EL JAZMIN: EL ACEITE ESENCIAL AL QUE LE PEDIMOS MILAGROS
UNA FLOR MIL PROMESAS
En el mundo del bienestar y auto higiene emocional se dice que hay aromas que acarician el alma…y otros a los que les exigimos casi superpoderes.
El aceite esencial de jazmín es uno de ellos. Es considerado como el rey de los aceites junto con su amada reina, la rosa.
Celebrado por su perfume embriagador y su historia milenaria, ha sido proclamado como antidepresivo, afrodisiaco porque despierta la sensualidad, que equilibra hormonas, embellece la piel, reduce el estrés, mejora el sueño, hidratante, relajante, que alivia la tristeza, y mucho más, la lista de propiedades es interminable y hasta recuerdo haber leído que era perfecto para una “cura emocional”
¿Pero qué hay detrás de tanta fama?
El jazmín ha estado presente en rituales de belleza y espiritualidad desde la India hasta el Mediterráneo. Su aceite obtenido de delicadas flores recogidas al amanecer, es costoso y difícil de producir. Quizás por eso y por su aroma intensamente floral ha adquirido un estatus casi mítico.
¡Ni imaginas la cantidad de kilos que flor que se necesita para obtener su aceite esencial!
¡¡¡En redes sociales y blogs se habla de él como si fuera un elixir mágico y algunas de estas afirmaciones tienen una base real, pero por favor!!!
No podemos esperar que una sola gota de aceite esencial repare todo lo que llevamos cargando emocional, física y mentalmente.
El aceite esencial de jazmín (al igual que los demás) no es un sustituto de una terapia profesional, ni reemplaza el autocuidado y responsabilidad diaria versus a tu salud, ni borra años de agotamiento con solo olerlo.
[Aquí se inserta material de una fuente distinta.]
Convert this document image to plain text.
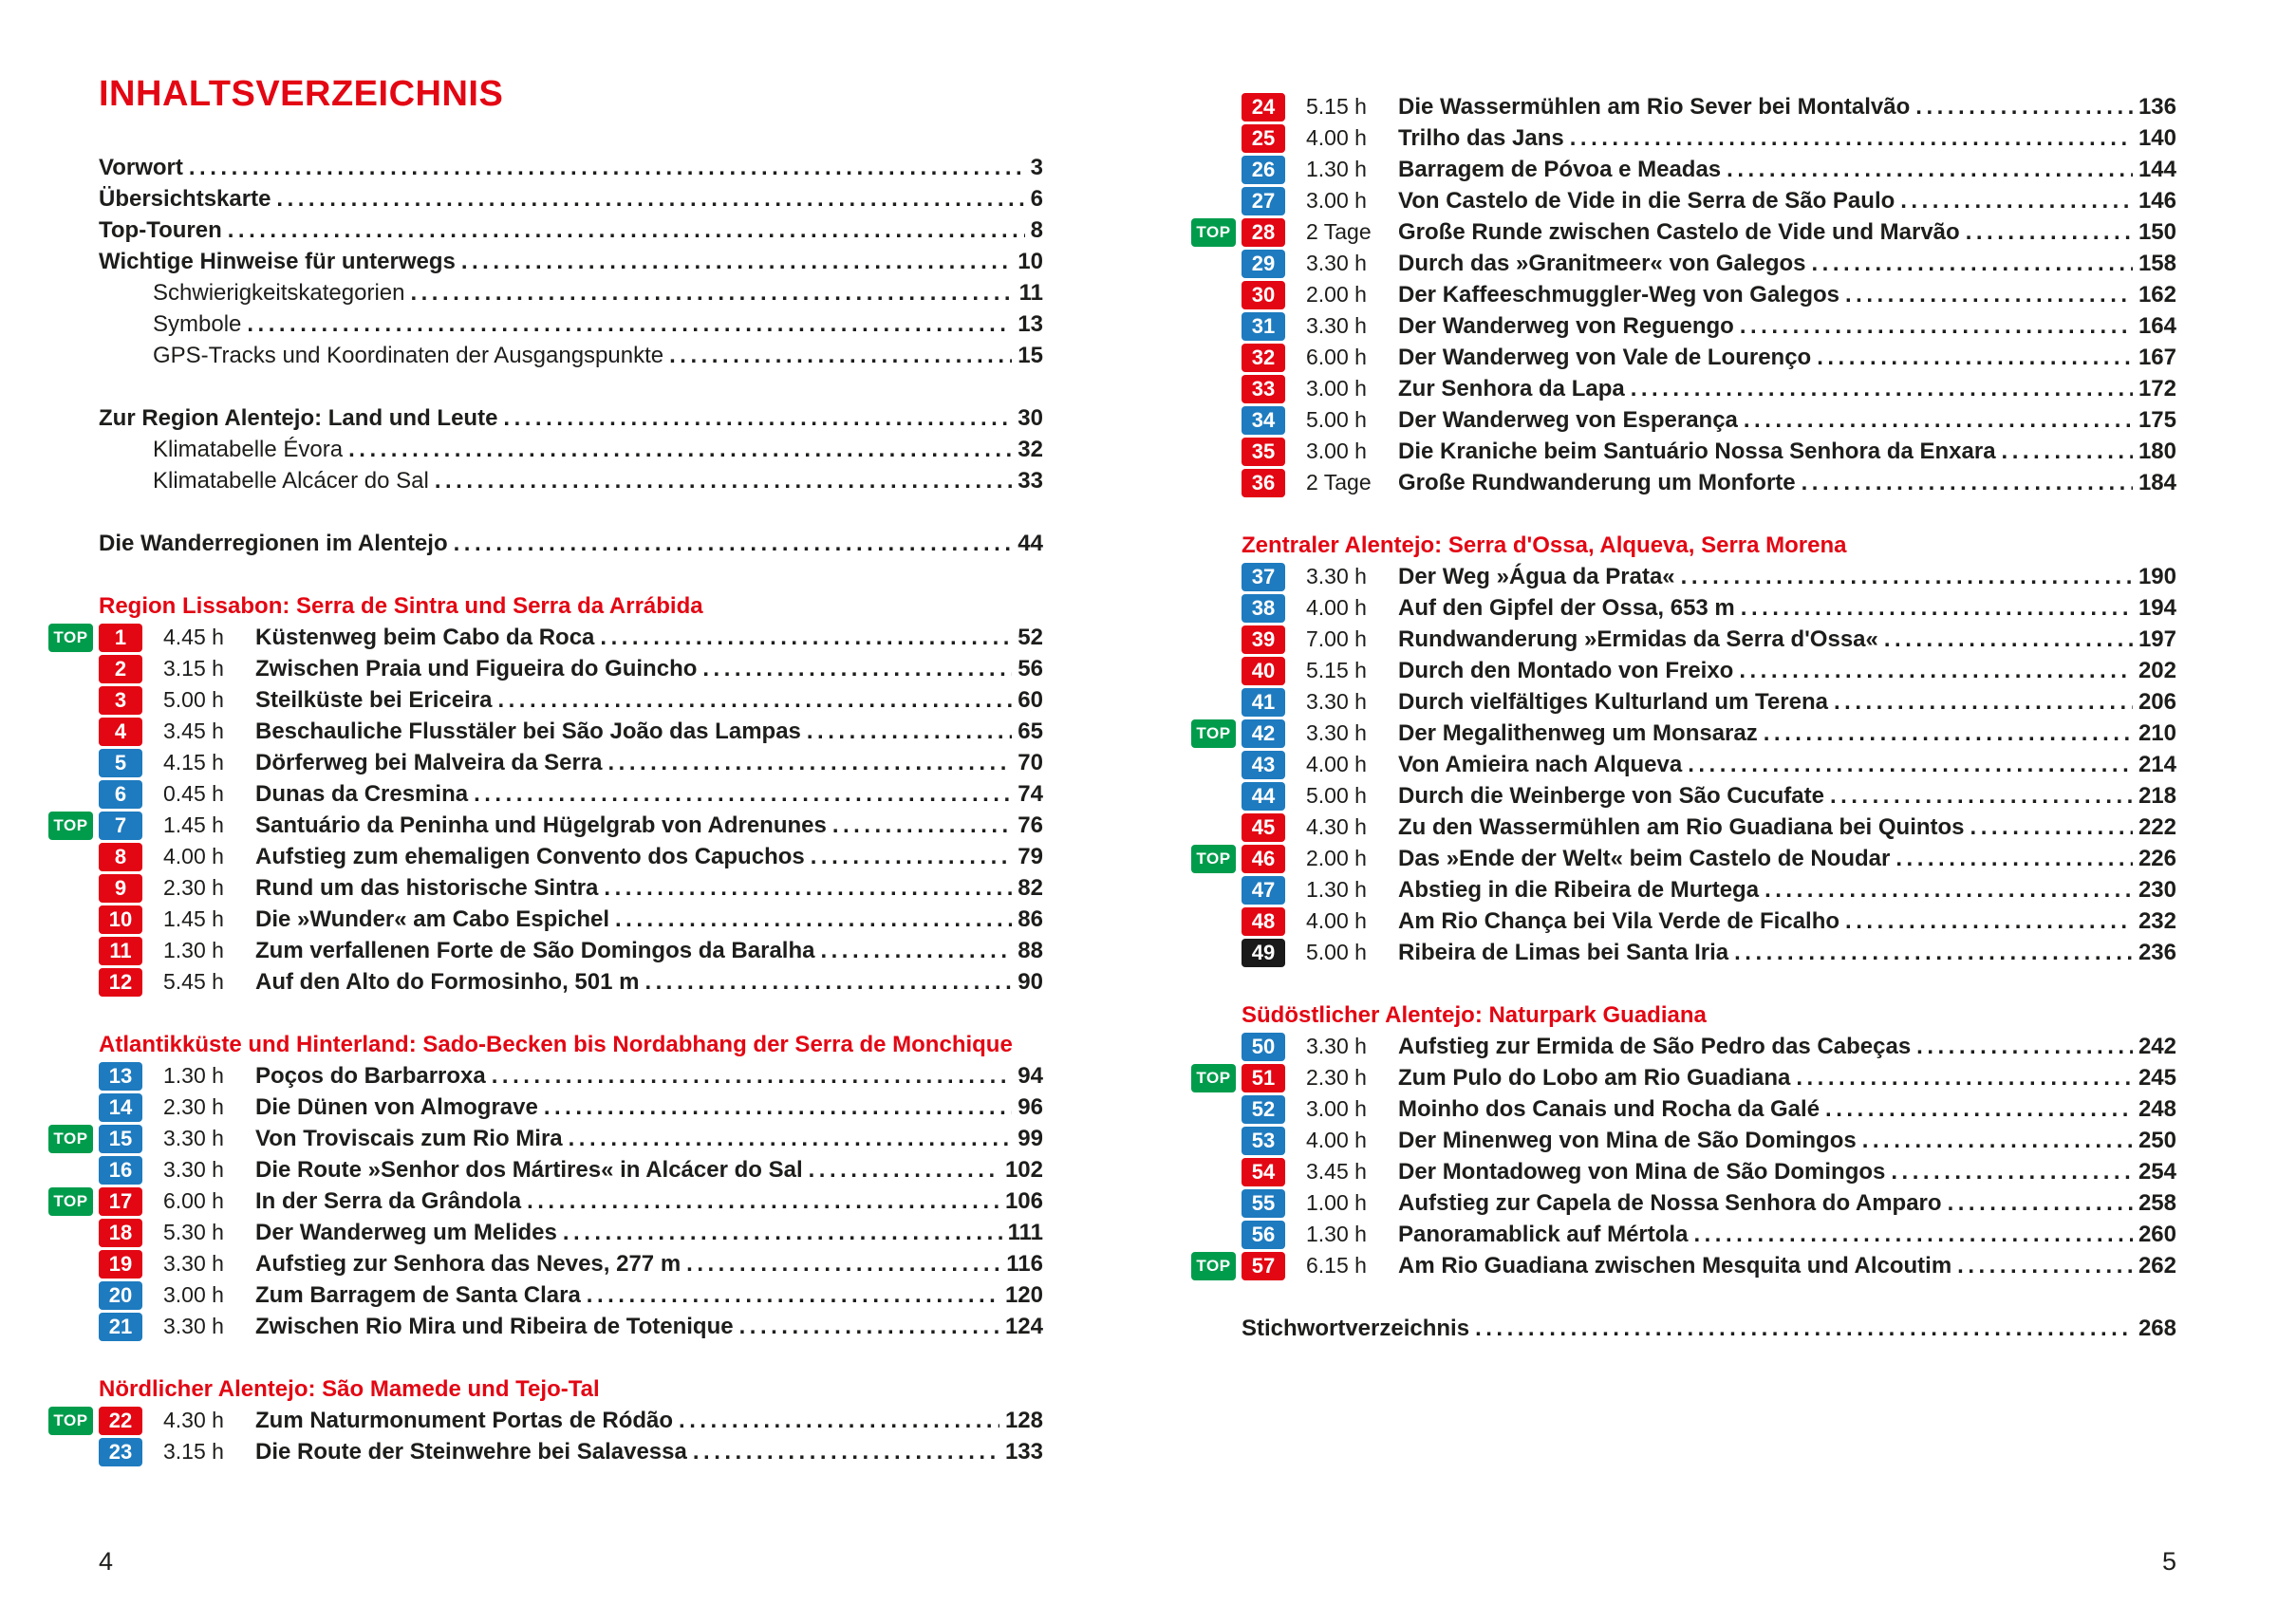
INHALTSVERZEICHNIS
Vorwort .....	3
Übersichtskarte .....	6
Top-Touren .....	8
Wichtige Hinweise für unterwegs .....	10
Schwierigkeitskategorien .....	11
Symbole .....	13
GPS-Tracks und Koordinaten der Ausgangspunkte .....	15
Zur Region Alentejo: Land und Leute .....	30
Klimatabelle Évora .....	32
Klimatabelle Alcácer do Sal .....	33
Die Wanderregionen im Alentejo .....	44
Region Lissabon: Serra de Sintra und Serra da Arrábida
TOP	1	4.45 h	Küstenweg beim Cabo da Roca .....	52
2	3.15 h	Zwischen Praia und Figueira do Guincho .....	56
3	5.00 h	Steilküste bei Ericeira .....	60
4	3.45 h	Beschauliche Flusstäler bei São João das Lampas .....	65
5	4.15 h	Dörferweg bei Malveira da Serra .....	70
6	0.45 h	Dunas da Cresmina .....	74
TOP	7	1.45 h	Santuário da Peninha und Hügelgrab von Adrenunes .....	76
8	4.00 h	Aufstieg zum ehemaligen Convento dos Capuchos .....	79
9	2.30 h	Rund um das historische Sintra .....	82
10	1.45 h	Die »Wunder« am Cabo Espichel .....	86
11	1.30 h	Zum verfallenen Forte de São Domingos da Baralha .....	88
12	5.45 h	Auf den Alto do Formosinho, 501 m .....	90
Atlantikküste und Hinterland: Sado-Becken bis Nordabhang der Serra de Monchique
13	1.30 h	Poços do Barbarroxa .....	94
14	2.30 h	Die Dünen von Almograve .....	96
TOP	15	3.30 h	Von Troviscais zum Rio Mira .....	99
16	3.30 h	Die Route »Senhor dos Mártires« in Alcácer do Sal .....	102
TOP	17	6.00 h	In der Serra da Grândola .....	106
18	5.30 h	Der Wanderweg um Melides .....	111
19	3.30 h	Aufstieg zur Senhora das Neves, 277 m .....	116
20	3.00 h	Zum Barragem de Santa Clara .....	120
21	3.30 h	Zwischen Rio Mira und Ribeira de Totenique .....	124
Nördlicher Alentejo: São Mamede und Tejo-Tal
TOP	22	4.30 h	Zum Naturmonument Portas de Ródão .....	128
23	3.15 h	Die Route der Steinwehre bei Salavessa .....	133
24	5.15 h	Die Wassermühlen am Rio Sever bei Montalvão .....	136
25	4.00 h	Trilho das Jans .....	140
26	1.30 h	Barragem de Póvoa e Meadas .....	144
27	3.00 h	Von Castelo de Vide in die Serra de São Paulo .....	146
TOP	28	2 Tage	Große Runde zwischen Castelo de Vide und Marvão .....	150
29	3.30 h	Durch das »Granitmeer« von Galegos .....	158
30	2.00 h	Der Kaffeeschmuggler-Weg von Galegos .....	162
31	3.30 h	Der Wanderweg von Reguengo .....	164
32	6.00 h	Der Wanderweg von Vale de Lourenço .....	167
33	3.00 h	Zur Senhora da Lapa .....	172
34	5.00 h	Der Wanderweg von Esperança .....	175
35	3.00 h	Die Kraniche beim Santuário Nossa Senhora da Enxara .....	180
36	2 Tage	Große Rundwanderung um Monforte .....	184
Zentraler Alentejo: Serra d'Ossa, Alqueva, Serra Morena
37	3.30 h	Der Weg »Água da Prata« .....	190
38	4.00 h	Auf den Gipfel der Ossa, 653 m .....	194
39	7.00 h	Rundwanderung »Ermidas da Serra d'Ossa« .....	197
40	5.15 h	Durch den Montado von Freixo .....	202
41	3.30 h	Durch vielfältiges Kulturland um Terena .....	206
TOP	42	3.30 h	Der Megalithenweg um Monsaraz .....	210
43	4.00 h	Von Amieira nach Alqueva .....	214
44	5.00 h	Durch die Weinberge von São Cucufate .....	218
45	4.30 h	Zu den Wassermühlen am Rio Guadiana bei Quintos .....	222
TOP	46	2.00 h	Das »Ende der Welt« beim Castelo de Noudar .....	226
47	1.30 h	Abstieg in die Ribeira de Murtega .....	230
48	4.00 h	Am Rio Chança bei Vila Verde de Ficalho .....	232
49	5.00 h	Ribeira de Limas bei Santa Iria .....	236
Südöstlicher Alentejo: Naturpark Guadiana
50	3.30 h	Aufstieg zur Ermida de São Pedro das Cabeças .....	242
TOP	51	2.30 h	Zum Pulo do Lobo am Rio Guadiana .....	245
52	3.00 h	Moinho dos Canais und Rocha da Galé .....	248
53	4.00 h	Der Minenweg von Mina de São Domingos .....	250
54	3.45 h	Der Montadoweg von Mina de São Domingos .....	254
55	1.00 h	Aufstieg zur Capela de Nossa Senhora do Amparo .....	258
56	1.30 h	Panoramablick auf Mértola .....	260
TOP	57	6.15 h	Am Rio Guadiana zwischen Mesquita und Alcoutim .....	262
Stichwortverzeichnis .....	268
4	5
Os aseguro que tras mi larga y apasionada trayectoria profesional con mis amados y respetuosos aceites esenciales, afirmo que a nivel emocional no hay ningún aceite único para todos y para una misma cosa. En la línea profesional en la que me formé y en la que creo firmemente lo bonito de nuestro trabajo es buscar un único aroma para ti, para ese momento y para esa circunstancia en la que te encuentras.
Otra cosa curiosa…es recomendable que el terapeuta no use en su consulta para sus clientes un aceite esencial que no le guste.
Pues veréis, a fecha de hoy si tuviera que usar como afrodisíaco por ejemplo este aceite esencial, os aseguro un desastre absoluto. Mi querido rey y honrado jazmín a fecha de hoy mi olfato por memoria olfativa lo rechaza de manera inminente.